In diesem Wandgemälde Michelangelos gibt es ganz viele Personen, aber eine sticht besonders hervor. Das ist der Heilige Bartholomäus, einer der 12 Apostel, der sozusagen das ganze Geschehen beim Jüngsten Gericht bezeugt und damit auch auf die Papstwahl schaut. Bartholomäus ist dabei ganz typisch dargestellt: Er trägt nämlich seine Haut über dem Arm. Die hatte man ihm vom Leib abgezogen, weil er an seinem Glauben an Jesus festgehalten hatte, so die Überlieferung. Ich will mir gar nicht vorstellen, was das für eine schmerzhafte Tortur war.
Und Michelangelo? Der hat nun die Haut des Bartholomäus so gemalt, dass er sich in dem Gesicht selbst dargestellt hat und sich so mit dem gehäuteten, geschundenen Bartholomäus identifiziert. Offenbar war die Arbeit an dem Gemälde sehr anstrengend. Immerhin arbeitete Michelangelo mehrere Jahre daran und tat das sehr wahrscheinlich sogar ganz alleine – und das mit über 60 Jahren. Das Malen muss ihm wie eine Tortur vorgekommen sein. Und das zeigte er dann eben in der abgezogenen Haut des Bartholomäus mit seinem Porträt. Wie anstrengend die Malerei für ihn war, hat Michelangelo übrigens schon 20 Jahre vorher ausgedrückt, und zwar als er die Decke der Sixtinischen Kapelle gestaltete: Auf hohem Gerüst malte er mit dem Pinsel über dem Kopf, so dass ihm die Farbe ins Gesicht tropfte. Zudem musste er seinen Körper beim Malen verbiegen. Und das bereitete ihm Schmerzen und Mühsal. Jedenfalls schreibt er das in einem Gedicht und zweifelt darin an sich selbst: Er sei ja eigentlich kein Maler.
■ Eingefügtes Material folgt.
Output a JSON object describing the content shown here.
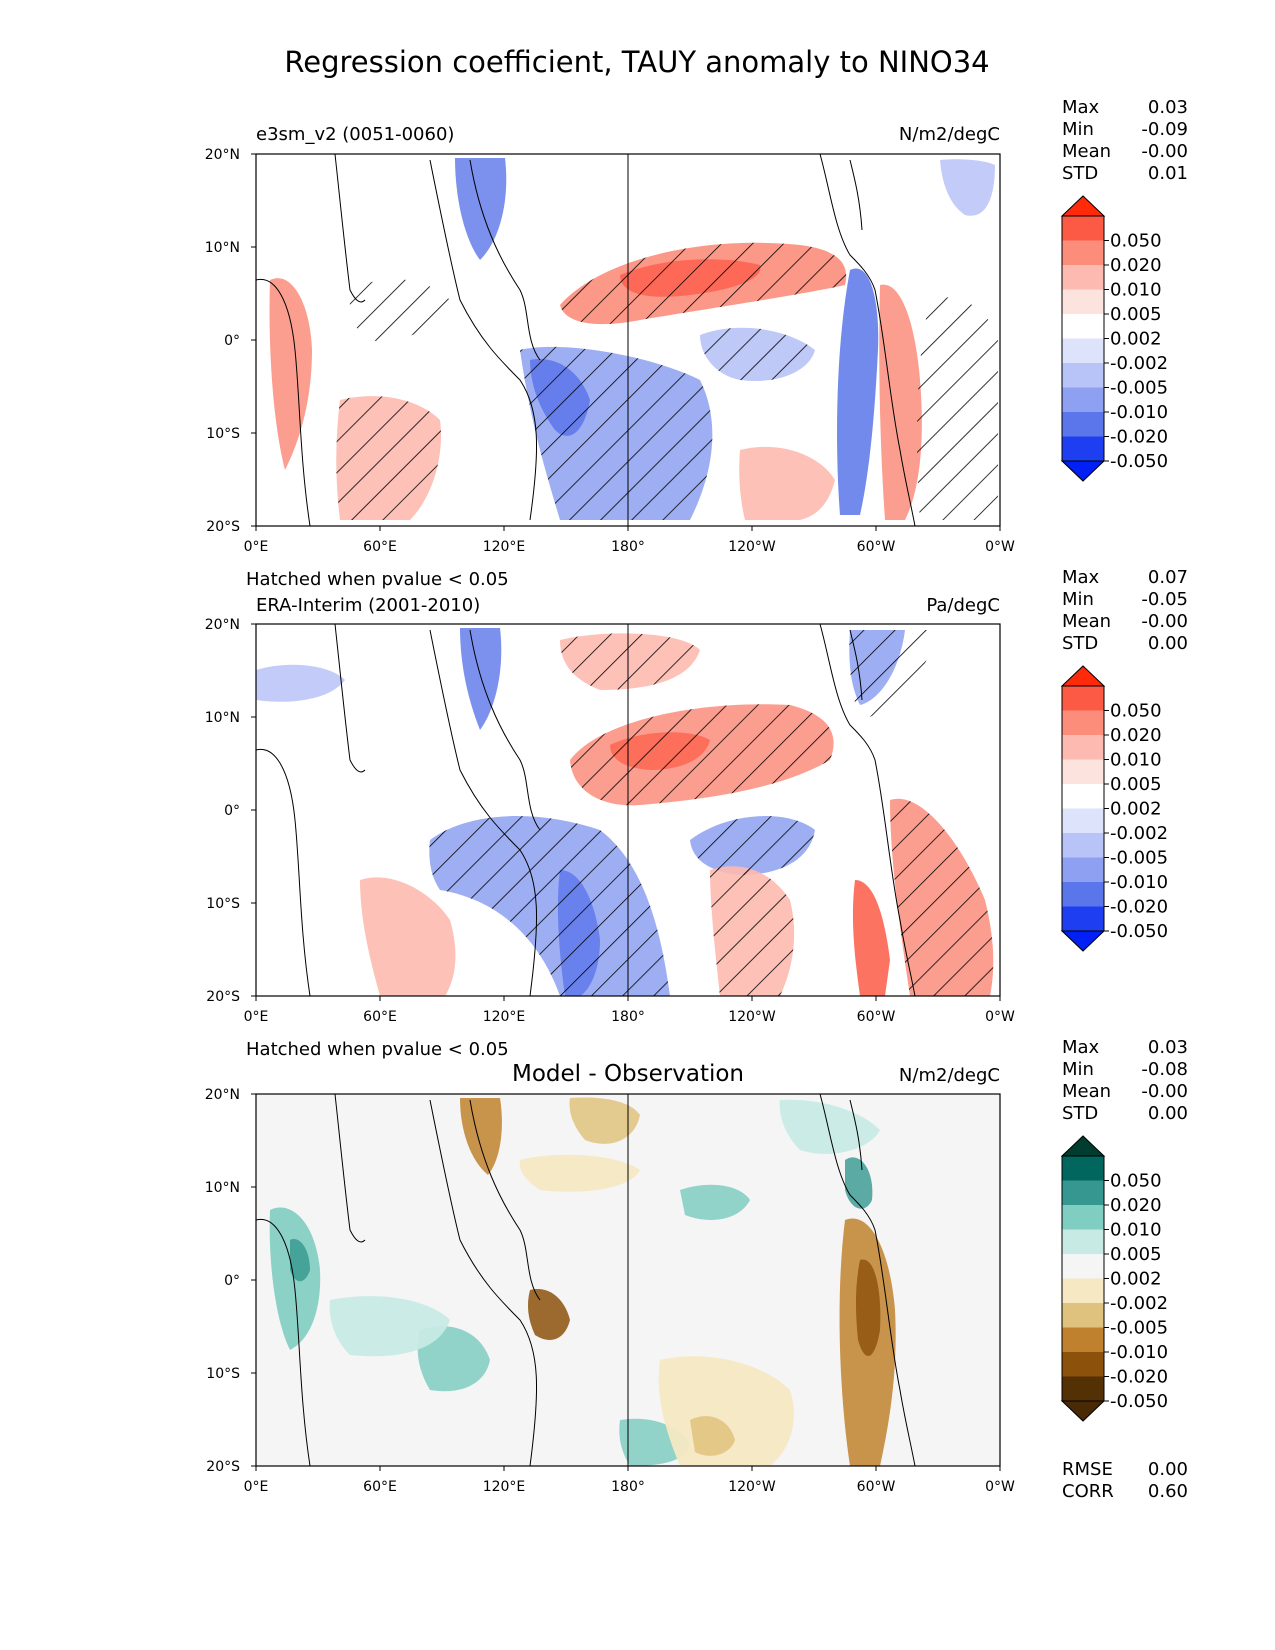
{
  "title": "Regression coefficient, TAUY anomaly to NINO34",
  "lon_ticks": [
    "0°E",
    "60°E",
    "120°E",
    "180°",
    "120°W",
    "60°W",
    "0°W"
  ],
  "lat_ticks": [
    "20°N",
    "10°N",
    "0°",
    "10°S",
    "20°S"
  ],
  "colorbar_levels": [
    "0.050",
    "0.020",
    "0.010",
    "0.005",
    "0.002",
    "-0.002",
    "-0.005",
    "-0.010",
    "-0.020",
    "-0.050"
  ],
  "stat_labels": [
    "Max",
    "Min",
    "Mean",
    "STD"
  ],
  "diff_stat_labels": [
    "RMSE",
    "CORR"
  ],
  "palettes": {
    "red_blue": [
      "#ff2a0a",
      "#fd5a45",
      "#fc8d7b",
      "#fdbab0",
      "#fde3de",
      "#ffffff",
      "#dde3fb",
      "#b8c3f7",
      "#8da0f1",
      "#5b76ea",
      "#1e3ff1",
      "#0020f5"
    ],
    "brbg": [
      "#003c30",
      "#01665e",
      "#35978f",
      "#80cdc1",
      "#c7eae5",
      "#f5f5f5",
      "#f6e8c3",
      "#dfc27d",
      "#bf812d",
      "#8c510a",
      "#543005",
      "#4a2a05"
    ]
  },
  "panels": [
    {
      "left_title": "e3sm_v2 (0051-0060)",
      "center_title": "",
      "units": "N/m2/degC",
      "footnote": "Hatched when pvalue < 0.05",
      "stats": {
        "max": "0.03",
        "min": "-0.09",
        "mean": "-0.00",
        "std": "0.01"
      }
    },
    {
      "left_title": "ERA-Interim (2001-2010)",
      "center_title": "",
      "units": "Pa/degC",
      "footnote": "Hatched when pvalue < 0.05",
      "stats": {
        "max": "0.07",
        "min": "-0.05",
        "mean": "-0.00",
        "std": "0.00"
      }
    },
    {
      "left_title": "",
      "center_title": "Model - Observation",
      "units": "N/m2/degC",
      "footnote": "",
      "stats": {
        "max": "0.03",
        "min": "-0.08",
        "mean": "-0.00",
        "std": "0.00"
      }
    }
  ],
  "diff_stats": {
    "rmse": "0.00",
    "corr": "0.60"
  }
}
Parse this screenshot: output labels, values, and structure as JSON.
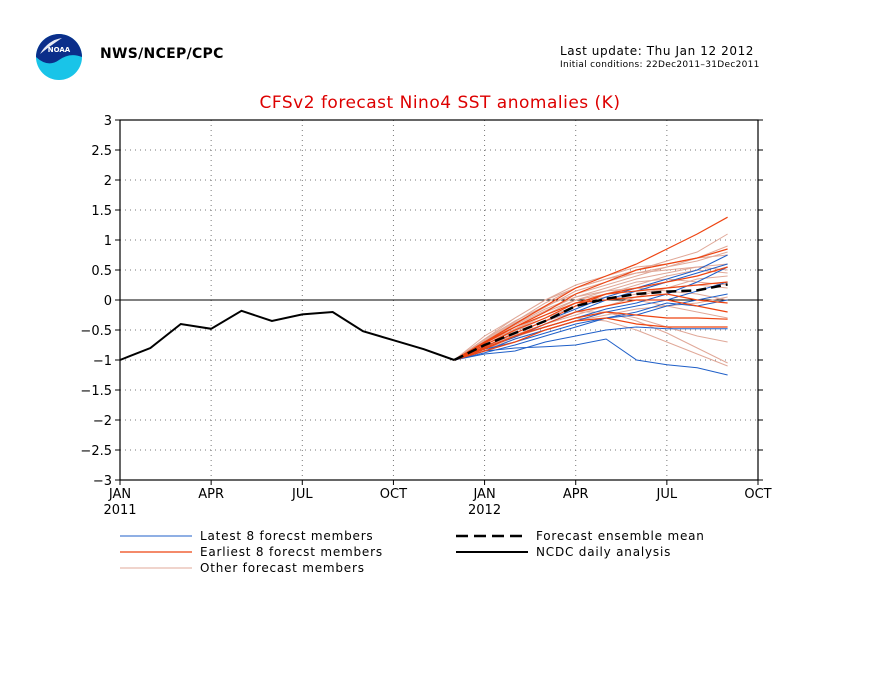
{
  "header": {
    "organization": "NWS/NCEP/CPC",
    "last_update": "Last update: Thu Jan 12 2012",
    "initial_conditions": "Initial conditions: 22Dec2011–31Dec2011",
    "logo_icon": "noaa-logo-icon"
  },
  "chart_data": {
    "type": "line",
    "title": "CFSv2 forecast Nino4 SST anomalies (K)",
    "xlabel": "",
    "ylabel": "",
    "ylim": [
      -3,
      3
    ],
    "yticks": [
      3,
      2.5,
      2,
      1.5,
      1,
      0.5,
      0,
      -0.5,
      -1,
      -1.5,
      -2,
      -2.5,
      -3
    ],
    "ytick_labels": [
      "3",
      "2.5",
      "2",
      "1.5",
      "1",
      "0.5",
      "0",
      "−0.5",
      "−1",
      "−1.5",
      "−2",
      "−2.5",
      "−3"
    ],
    "xlim": [
      "2011-01",
      "2012-10"
    ],
    "xticks": [
      {
        "month": "2011-01",
        "label": "JAN",
        "year_label": "2011"
      },
      {
        "month": "2011-04",
        "label": "APR",
        "year_label": ""
      },
      {
        "month": "2011-07",
        "label": "JUL",
        "year_label": ""
      },
      {
        "month": "2011-10",
        "label": "OCT",
        "year_label": ""
      },
      {
        "month": "2012-01",
        "label": "JAN",
        "year_label": "2012"
      },
      {
        "month": "2012-04",
        "label": "APR",
        "year_label": ""
      },
      {
        "month": "2012-07",
        "label": "JUL",
        "year_label": ""
      },
      {
        "month": "2012-10",
        "label": "OCT",
        "year_label": ""
      }
    ],
    "grid": true,
    "zero_line": true,
    "colors": {
      "latest": "#1f5fc8",
      "earliest": "#ee4411",
      "other": "#e0a898",
      "mean": "#000000",
      "analysis": "#000000",
      "title": "#dd0000"
    },
    "legend": [
      {
        "label": "Latest 8 forecst members",
        "style": "latest"
      },
      {
        "label": "Earliest 8 forecst members",
        "style": "earliest"
      },
      {
        "label": "Other forecast members",
        "style": "other"
      },
      {
        "label": "Forecast ensemble mean",
        "style": "mean"
      },
      {
        "label": "NCDC daily analysis",
        "style": "analysis"
      }
    ],
    "analysis": {
      "x": [
        "2011-01",
        "2011-02",
        "2011-03",
        "2011-04",
        "2011-05",
        "2011-06",
        "2011-07",
        "2011-08",
        "2011-09",
        "2011-10",
        "2011-11",
        "2011-12"
      ],
      "y": [
        -1.0,
        -0.8,
        -0.4,
        -0.48,
        -0.18,
        -0.35,
        -0.24,
        -0.2,
        -0.52,
        -0.67,
        -0.82,
        -1.0
      ]
    },
    "ensemble_mean": {
      "x": [
        "2011-12",
        "2012-01",
        "2012-02",
        "2012-03",
        "2012-04",
        "2012-05",
        "2012-06",
        "2012-07",
        "2012-08",
        "2012-09"
      ],
      "y": [
        -1.0,
        -0.75,
        -0.55,
        -0.35,
        -0.1,
        0.02,
        0.1,
        0.14,
        0.16,
        0.26
      ]
    },
    "members_x": [
      "2011-12",
      "2012-01",
      "2012-02",
      "2012-03",
      "2012-04",
      "2012-05",
      "2012-06",
      "2012-07",
      "2012-08",
      "2012-09"
    ],
    "latest_members": [
      [
        -1.0,
        -0.85,
        -0.8,
        -0.78,
        -0.75,
        -0.65,
        -1.0,
        -1.08,
        -1.13,
        -1.25
      ],
      [
        -1.0,
        -0.9,
        -0.85,
        -0.7,
        -0.6,
        -0.5,
        -0.45,
        -0.48,
        -0.48,
        -0.48
      ],
      [
        -1.0,
        -0.82,
        -0.7,
        -0.55,
        -0.4,
        -0.3,
        -0.25,
        -0.1,
        0.0,
        0.1
      ],
      [
        -1.0,
        -0.8,
        -0.6,
        -0.45,
        -0.3,
        -0.15,
        -0.05,
        0.1,
        0.3,
        0.55
      ],
      [
        -1.0,
        -0.78,
        -0.55,
        -0.35,
        -0.15,
        0.05,
        0.2,
        0.35,
        0.5,
        0.75
      ],
      [
        -1.0,
        -0.85,
        -0.65,
        -0.5,
        -0.35,
        -0.2,
        -0.1,
        0.0,
        0.15,
        0.3
      ],
      [
        -1.0,
        -0.88,
        -0.75,
        -0.6,
        -0.45,
        -0.3,
        -0.2,
        -0.05,
        -0.1,
        0.0
      ],
      [
        -1.0,
        -0.8,
        -0.62,
        -0.4,
        -0.2,
        0.0,
        0.15,
        0.3,
        0.45,
        0.6
      ]
    ],
    "earliest_members": [
      [
        -1.0,
        -0.7,
        -0.4,
        -0.1,
        0.2,
        0.4,
        0.6,
        0.85,
        1.1,
        1.38
      ],
      [
        -1.0,
        -0.72,
        -0.45,
        -0.2,
        0.1,
        0.3,
        0.5,
        0.6,
        0.7,
        0.85
      ],
      [
        -1.0,
        -0.78,
        -0.55,
        -0.35,
        -0.1,
        0.1,
        0.2,
        0.3,
        0.4,
        0.55
      ],
      [
        -1.0,
        -0.75,
        -0.5,
        -0.3,
        -0.05,
        0.1,
        0.15,
        0.2,
        0.25,
        0.3
      ],
      [
        -1.0,
        -0.8,
        -0.6,
        -0.45,
        -0.3,
        -0.2,
        -0.25,
        -0.3,
        -0.3,
        -0.32
      ],
      [
        -1.0,
        -0.85,
        -0.7,
        -0.5,
        -0.35,
        -0.3,
        -0.4,
        -0.45,
        -0.45,
        -0.45
      ],
      [
        -1.0,
        -0.7,
        -0.45,
        -0.25,
        -0.05,
        0.0,
        0.05,
        0.1,
        0.0,
        -0.05
      ],
      [
        -1.0,
        -0.82,
        -0.6,
        -0.4,
        -0.2,
        -0.1,
        0.0,
        0.0,
        -0.1,
        -0.2
      ]
    ],
    "other_members": [
      [
        -1.0,
        -0.6,
        -0.3,
        0.0,
        0.2,
        0.35,
        0.5,
        0.65,
        0.8,
        1.1
      ],
      [
        -1.0,
        -0.65,
        -0.35,
        -0.1,
        0.1,
        0.25,
        0.4,
        0.55,
        0.7,
        0.9
      ],
      [
        -1.0,
        -0.7,
        -0.4,
        -0.15,
        0.05,
        0.2,
        0.35,
        0.45,
        0.55,
        0.6
      ],
      [
        -1.0,
        -0.75,
        -0.5,
        -0.25,
        0.0,
        0.15,
        0.2,
        0.15,
        0.1,
        0.0
      ],
      [
        -1.0,
        -0.8,
        -0.6,
        -0.45,
        -0.3,
        -0.35,
        -0.5,
        -0.7,
        -0.9,
        -1.1
      ],
      [
        -1.0,
        -0.78,
        -0.55,
        -0.35,
        -0.2,
        -0.2,
        -0.35,
        -0.55,
        -0.8,
        -1.05
      ],
      [
        -1.0,
        -0.7,
        -0.45,
        -0.2,
        0.0,
        0.1,
        0.25,
        0.4,
        0.5,
        0.45
      ],
      [
        -1.0,
        -0.68,
        -0.38,
        -0.12,
        0.15,
        0.3,
        0.45,
        0.55,
        0.65,
        0.8
      ],
      [
        -1.0,
        -0.82,
        -0.65,
        -0.5,
        -0.35,
        -0.25,
        -0.15,
        -0.1,
        -0.05,
        0.05
      ],
      [
        -1.0,
        -0.75,
        -0.52,
        -0.3,
        -0.1,
        0.0,
        0.1,
        0.2,
        0.25,
        0.2
      ],
      [
        -1.0,
        -0.72,
        -0.48,
        -0.25,
        -0.05,
        0.05,
        0.0,
        -0.1,
        -0.2,
        -0.3
      ],
      [
        -1.0,
        -0.66,
        -0.36,
        -0.05,
        0.2,
        0.35,
        0.45,
        0.5,
        0.55,
        0.5
      ],
      [
        -1.0,
        -0.78,
        -0.58,
        -0.4,
        -0.25,
        -0.1,
        0.05,
        0.2,
        0.35,
        0.4
      ],
      [
        -1.0,
        -0.7,
        -0.42,
        -0.18,
        0.05,
        0.15,
        0.3,
        0.35,
        0.3,
        0.25
      ],
      [
        -1.0,
        -0.8,
        -0.62,
        -0.45,
        -0.3,
        -0.2,
        -0.3,
        -0.45,
        -0.6,
        -0.7
      ],
      [
        -1.0,
        -0.65,
        -0.3,
        0.0,
        0.25,
        0.4,
        0.55,
        0.6,
        0.7,
        0.75
      ]
    ]
  }
}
Wie dem auch sei. Bis heute wird Michelangelo jedenfalls zu Recht als großer Künstler bewundert. Allerdings finde ich bemerkenswert, dass er sich gerade mit einem Heiligen identifiziert. Denn ich frage mich: Tut er das nur, um zu zeigen, wie sich beide geopfert haben und viel Mühsal ertragen haben, oder klingt da nicht auch noch etwas Anderes mit? Denn immerhin: Michelangelo schlüpft in seiner Darstellung vom Jüngsten Gericht eben in die Haut eines Heiligen, der schon bei Gott ist. Und das ist schon ein ziemlich gewagter Vorgriff auf das, was vielleicht am Ende der Zeiten noch kommt. Wer weiß?!